Güzeller güzeli Yunan Cumhurbaşkanı’nın “Sürmene Sarayı” açıklamasının tesadüf olduğunu mu zannediyorsunuz?
Dört sene önce aynı “bomba” Samsun Bafra’da da patlamamış mıydı?
En doğudan başladığı “yıllık olağan Karadeniz gezisi”ni Bafra’da bitirmişti papaz.
Papaz ve beraberindeki heyet, Bafra ilçesinde bulunan üç kapılı Panayır Yeri Kilisesi’nin kalıntılarını ve Otkaya Mağarası’nı ziyaret etmiş ve ziyaret nedeni Bafra halkı tarafından merak edilirken, Nikos Michailidis isimli bir kişinin attığı tweet ile ziyaret sebebi gözler önüne serilmişti.

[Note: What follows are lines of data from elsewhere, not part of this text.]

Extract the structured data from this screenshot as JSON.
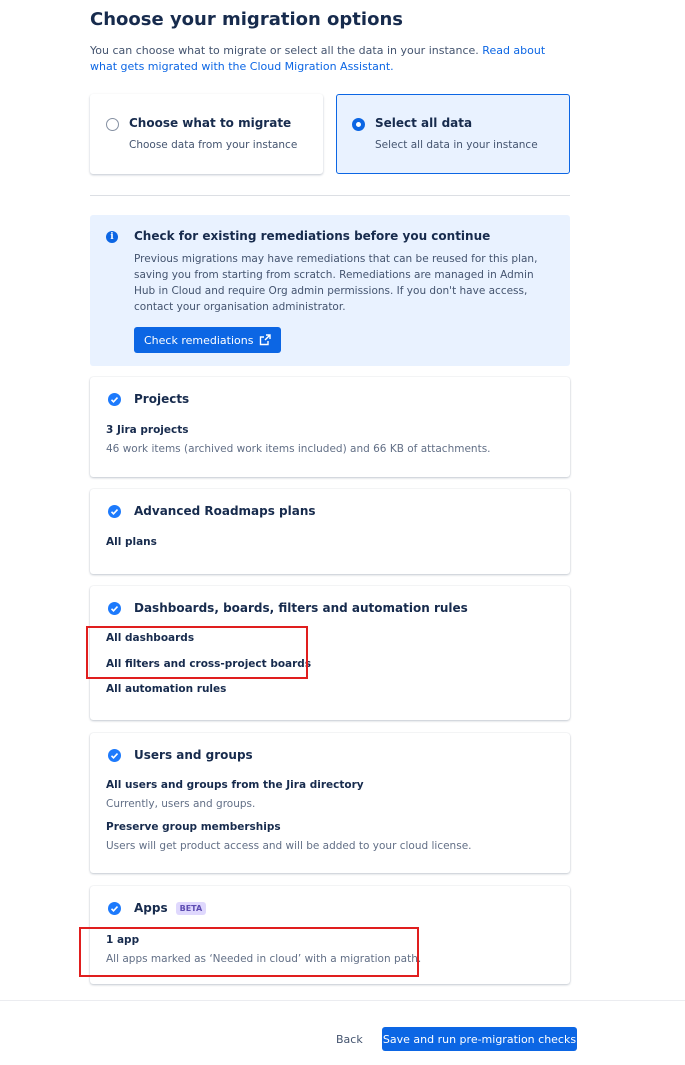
{
  "page": {
    "title": "Choose your migration options",
    "intro_text": "You can choose what to migrate or select all the data in your instance. ",
    "intro_link": "Read about what gets migrated with the Cloud Migration Assistant."
  },
  "options": [
    {
      "title": "Choose what to migrate",
      "desc": "Choose data from your instance",
      "selected": false
    },
    {
      "title": "Select all data",
      "desc": "Select all data in your instance",
      "selected": true
    }
  ],
  "banner": {
    "title": "Check for existing remediations before you continue",
    "body": "Previous migrations may have remediations that can be reused for this plan, saving you from starting from scratch. Remediations are managed in Admin Hub in Cloud and require Org admin permissions. If you don't have access, contact your organisation administrator.",
    "button": "Check remediations"
  },
  "cards": {
    "projects": {
      "title": "Projects",
      "item_title": "3 Jira projects",
      "item_desc": "46 work items (archived work items included) and 66 KB of attachments."
    },
    "roadmaps": {
      "title": "Advanced Roadmaps plans",
      "item_title": "All plans"
    },
    "dashboards": {
      "title": "Dashboards, boards, filters and automation rules",
      "item1": "All dashboards",
      "item2": "All filters and cross-project boards",
      "item3": "All automation rules"
    },
    "users": {
      "title": "Users and groups",
      "item1_title": "All users and groups from the Jira directory",
      "item1_desc": "Currently, users and groups.",
      "item2_title": "Preserve group memberships",
      "item2_desc": "Users will get product access and will be added to your cloud license."
    },
    "apps": {
      "title": "Apps",
      "badge": "BETA",
      "item_title": "1 app",
      "item_desc": "All apps marked as ‘Needed in cloud’ with a migration path."
    }
  },
  "footer": {
    "back": "Back",
    "save": "Save and run pre-migration checks"
  },
  "colors": {
    "primary": "#0c66e4",
    "banner_bg": "#e9f2ff",
    "check": "#1d7afc",
    "highlight": "#e01e1e"
  }
}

Nikos Michailidis attığı tweette “Batı Pontus, Bafra! OTKAYA MAĞARASI. Bu mağarada Topal Osman’in terorist kaatilleri tarafından onlarca Rum vatandaşı, çocuk ve yaşlı, öldürüldü. Bedenleri ormana atıldı…100 yıl sonra, o masum insanların anısına, bu mağarada bir ayin gerçekleşti, mumlar yakıldı. Unutamıyoruz..!” sözleri ile gerçekleştirilen ziyaretin nedenini açıklamıştı. [iii]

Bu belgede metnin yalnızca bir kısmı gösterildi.